Make sure to read the whole paragraph; it is not too clearly expressed. But what it says is she could dismiss the charges. If done before the trial begins, they could retry hopefully getting a different judge. But once the trial begins, there can be no retrial.
Now I am not a lawyer but when I was growing up, my understanding was a judge could direct a verdict of acquittal and the jury would have to go along. Of course, that was in PA and might not be universal.
They can’t just make stuff up though. It would likely be very very hard to get evidence of, and very hard to prove.

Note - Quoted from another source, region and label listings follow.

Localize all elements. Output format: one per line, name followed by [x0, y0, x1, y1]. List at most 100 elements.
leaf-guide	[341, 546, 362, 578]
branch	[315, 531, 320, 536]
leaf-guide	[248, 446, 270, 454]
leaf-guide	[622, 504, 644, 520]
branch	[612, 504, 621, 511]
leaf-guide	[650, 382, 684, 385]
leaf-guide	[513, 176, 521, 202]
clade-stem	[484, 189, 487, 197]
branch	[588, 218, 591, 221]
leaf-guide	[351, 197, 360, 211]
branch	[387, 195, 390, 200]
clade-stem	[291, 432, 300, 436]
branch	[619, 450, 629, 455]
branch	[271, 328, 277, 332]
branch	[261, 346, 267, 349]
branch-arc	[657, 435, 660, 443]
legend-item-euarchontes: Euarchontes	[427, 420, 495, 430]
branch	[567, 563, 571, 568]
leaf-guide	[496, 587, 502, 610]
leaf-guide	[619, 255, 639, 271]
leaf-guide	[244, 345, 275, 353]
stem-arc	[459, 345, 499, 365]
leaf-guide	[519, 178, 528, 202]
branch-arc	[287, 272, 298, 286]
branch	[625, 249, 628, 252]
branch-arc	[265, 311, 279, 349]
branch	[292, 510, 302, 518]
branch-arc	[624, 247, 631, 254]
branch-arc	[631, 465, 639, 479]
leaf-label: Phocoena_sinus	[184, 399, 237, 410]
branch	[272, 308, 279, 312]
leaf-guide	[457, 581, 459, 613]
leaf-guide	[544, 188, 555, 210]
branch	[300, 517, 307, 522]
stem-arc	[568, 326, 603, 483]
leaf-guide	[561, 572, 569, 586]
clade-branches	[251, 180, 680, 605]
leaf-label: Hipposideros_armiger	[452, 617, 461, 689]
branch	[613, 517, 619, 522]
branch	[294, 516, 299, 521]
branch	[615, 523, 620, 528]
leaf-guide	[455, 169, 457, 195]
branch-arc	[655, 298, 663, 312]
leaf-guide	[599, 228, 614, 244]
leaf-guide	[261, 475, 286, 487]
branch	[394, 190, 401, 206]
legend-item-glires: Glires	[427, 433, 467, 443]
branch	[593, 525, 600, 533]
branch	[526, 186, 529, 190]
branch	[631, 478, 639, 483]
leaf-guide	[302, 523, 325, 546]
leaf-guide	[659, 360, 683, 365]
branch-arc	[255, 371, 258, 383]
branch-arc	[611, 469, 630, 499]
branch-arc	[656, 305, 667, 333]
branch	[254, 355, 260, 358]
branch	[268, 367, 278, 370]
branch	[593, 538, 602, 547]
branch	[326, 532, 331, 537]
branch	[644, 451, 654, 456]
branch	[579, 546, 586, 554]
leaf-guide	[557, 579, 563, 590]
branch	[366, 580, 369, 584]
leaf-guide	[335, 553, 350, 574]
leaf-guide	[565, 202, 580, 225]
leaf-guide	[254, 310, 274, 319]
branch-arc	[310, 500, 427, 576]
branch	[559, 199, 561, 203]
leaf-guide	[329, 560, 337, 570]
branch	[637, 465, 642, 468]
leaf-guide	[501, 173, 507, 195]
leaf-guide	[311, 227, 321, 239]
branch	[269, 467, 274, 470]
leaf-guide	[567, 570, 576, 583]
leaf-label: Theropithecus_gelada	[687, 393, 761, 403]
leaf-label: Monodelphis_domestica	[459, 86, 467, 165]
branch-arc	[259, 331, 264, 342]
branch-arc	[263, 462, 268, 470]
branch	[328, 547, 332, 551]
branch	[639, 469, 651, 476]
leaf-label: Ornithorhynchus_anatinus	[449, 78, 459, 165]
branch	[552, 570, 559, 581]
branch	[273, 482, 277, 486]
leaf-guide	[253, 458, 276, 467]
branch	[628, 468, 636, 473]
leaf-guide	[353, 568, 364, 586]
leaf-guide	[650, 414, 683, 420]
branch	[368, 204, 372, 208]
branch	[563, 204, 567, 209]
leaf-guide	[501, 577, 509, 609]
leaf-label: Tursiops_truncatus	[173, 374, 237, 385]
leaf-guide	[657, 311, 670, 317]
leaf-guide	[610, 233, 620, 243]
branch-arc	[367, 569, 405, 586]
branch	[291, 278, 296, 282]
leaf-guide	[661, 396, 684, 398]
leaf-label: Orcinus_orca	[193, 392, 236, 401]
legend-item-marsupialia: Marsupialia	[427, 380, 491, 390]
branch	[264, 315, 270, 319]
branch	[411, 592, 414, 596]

Jeopardy attaches when the jury is sworn in, or when the first witness is sworn in, in a bench trial. But certain things can result in a permissible do-over. Mostly they are driven by a defendant’s request – like if the defendant appeals a guilty verdict, one of the possible remedies is a retrial.
But, if a judge grants a judgment of acquittal that should not have been granted, there is typically no right to appeal and no remedy for the prosecution.
So, not to repeat myself (I hope), a MAGA-mad judge could simply acquit Trump for no reason whatsoever (she would make up some legalistic crap, of course) with no penalty. She couldn’t be removed except by impeachment (from a Senate now composed of at least 40 pro-MAGA votes), and she would be disapproved of, generally, and disrespected by her peers, some of whom are also MAGAs anyway who would applaud her.
If I were a MAGA, and convinced that Trump is a great man being persecuted by his wrongheaded political foes, who was going to be denied his rightful place in the White House if I don’t act, what would be keeping me from declaring him “Not guilty” on all counts as soon as the jury was sworn in? My conscience? My ethics?
That’s absolutely true, it would require an appelate court to make the determination that the lower judge colluded or on her own was determined to force an acquital. It’s a high bar, for sure, but one that has been successfully argued in the past.
So, the scenario I’m familiar with would take a little bit longer. In a criminal case, the prosecution presents its case first, because it has the burden of proof. When the prosecution concludes its initial presentation, and before the defense begins presenting the defense case, the defendant makes a motion that has different names in different jurisdictions. It may be called a motion for directed verdict. Here it’s called a motion for judgment of acquittal. The point of it is to argue that the prosecution failed to carry its burden as to one or more required elements of the crime.
That would be the opportunity to tank the case, if there’s any remotely plausible argument.